An Introduction to Income Inequality and Economic Mobility

by Anise Vance

This is the second in a series of pieces on opportunity, income inequality, and economic mobility. Complementing The Boston Foundation’s Opportunity Forums, and its year-long effort to highlight income inequality, this series will touch on a wide variety of research and topics pertaining to economic mobility. For more on the Opportunity Forums, please visit:

On September 17, 2011, a group of protesters descended on New York City’s Zuccotti Park. Eventually numbering in the thousands, the protesters camped in the park for almost two months. In that time, they inspired the Occupy Movement, an international phenomenon that engaged thousands upon thousands of people unhappy with the economic status quo. While the movement’s messages were diverse, and sometimes contradictory, a central issue dominated their agenda: income inequality.

Understandably attuned to the drama of Occupy Wall Street, US national media focus broadened to include income inequality. Monthly mentions of the word “inequality” in US newspapers tripled. Presidential candidates across the political spectrum took heed of the issue as it rose in the nation’s collective consciousness. Four years later, the 2016 presidential hopefuls are still talking about it.

Despite what recent media coverage might suggest, income inequality, and the poverty it implies, is an old and stubbornly persistent issue. The 20th century, a period of economic booms and busts, included two grand federal projects aimed at addressing poverty: Franklin Delano Roosevelt’s New Deal and Lyndon Johnson’s Great Society. Public figures, including Dr. Martin Luther King Jr., Malcolm X, and numerous other civil rights leaders, were centrally concerned with the economic distance between classes. Yet despite the attention paid to income inequality and poverty, few lasting bridges ran across the chasm between the poor and the wealthy.

Scholars, growing more nuanced in their analyses of poverty, began sounding the income inequality alarm decades ago. In 1980, William Julius Wilson, a sociologist at the University of Chicago (and now at Harvard University), highlighted the role inter-generational accumulation of wealth, or lack thereof, plays in the creation of stagnant economic classes. Douglas Massey and Nancey Denton investigated the spatial arrangement of American cities, linking high rates of segregation to endemic poverty. Richard G. Wilkerson, a British scholar, explored the connection between unequal societies and health outcomes, finding that the two are highly correlated. A vibrant and interdisciplinary body of work thus arose in response to questions of inequality and economic mobility.
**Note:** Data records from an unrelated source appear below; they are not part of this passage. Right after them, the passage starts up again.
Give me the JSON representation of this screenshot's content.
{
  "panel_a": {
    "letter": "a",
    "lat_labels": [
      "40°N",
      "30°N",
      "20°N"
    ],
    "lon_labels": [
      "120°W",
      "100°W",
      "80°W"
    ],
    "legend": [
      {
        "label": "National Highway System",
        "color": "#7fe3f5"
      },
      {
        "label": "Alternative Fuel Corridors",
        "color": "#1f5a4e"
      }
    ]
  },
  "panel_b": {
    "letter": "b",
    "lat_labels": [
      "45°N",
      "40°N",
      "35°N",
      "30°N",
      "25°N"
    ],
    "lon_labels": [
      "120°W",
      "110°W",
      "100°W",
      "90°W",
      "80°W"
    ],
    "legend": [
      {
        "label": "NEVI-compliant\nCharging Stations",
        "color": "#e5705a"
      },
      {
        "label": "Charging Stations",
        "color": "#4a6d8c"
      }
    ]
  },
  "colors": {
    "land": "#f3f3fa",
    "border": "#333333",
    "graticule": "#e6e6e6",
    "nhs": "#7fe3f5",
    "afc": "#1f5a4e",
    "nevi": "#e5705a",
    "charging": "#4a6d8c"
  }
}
Notably, research on income inequality brought two significant sub-themes to the fore. Researchers began focusing on place — that is, the importance of a particular neighborhood, city, or region as a unit of analysis — and the interactions, barriers, and differences between places. The accumulation of familial wealth over time, as opposed to simple calculations on individual earnings, also attracted great attention. Simply put, a spotlight was shone on place and wealth.

Recent research continues to emphasize those two themes. Raj Chetty, an economist at Harvard, underscored the importance of place in series of studies on economic mobility. In those studies, he demonstrates that, holding for personal and familial variables, simply living in one area over another affects an individual’s future earnings. Similarly, Patrick Sharkey, a sociologist at NYU, argues that the concentration of disadvantage in particular neighborhoods is the greatest driver of inequality and, in particular, racial inequality. Geography, it seems, is at the heart of income inequality.

Closer to home, the Boston Federal Reserve bank recently released a report on wealth accumulation in Boston. The report found a startling gap between the wealth accumulated by people of color and white people. The median wealth of Boston’s white households is $247,500; the median wealth of Boston’s Caribbean black population, the city’s richest population of color, is $12,000. Clearly, enormous disparities in wealth are central to Boston’s unequal economic landscape.

The following pieces in this series will delve into much of the current research cited above as well as other work on income inequality and economic mobility. Importantly, our aim is not to prescribe solutions. Rather, we will explore the complexities and nuances of an issue that is among the city’s, and indeed our nation’s, greatest challenges. Our aim is to inform civic discourse with objective data and information in the hopes of fostering greater understanding and unity of vision around so pressing an issue. Our driving question will remain the same throughout: how can we create a city in which every resident has the opportunity to prosper?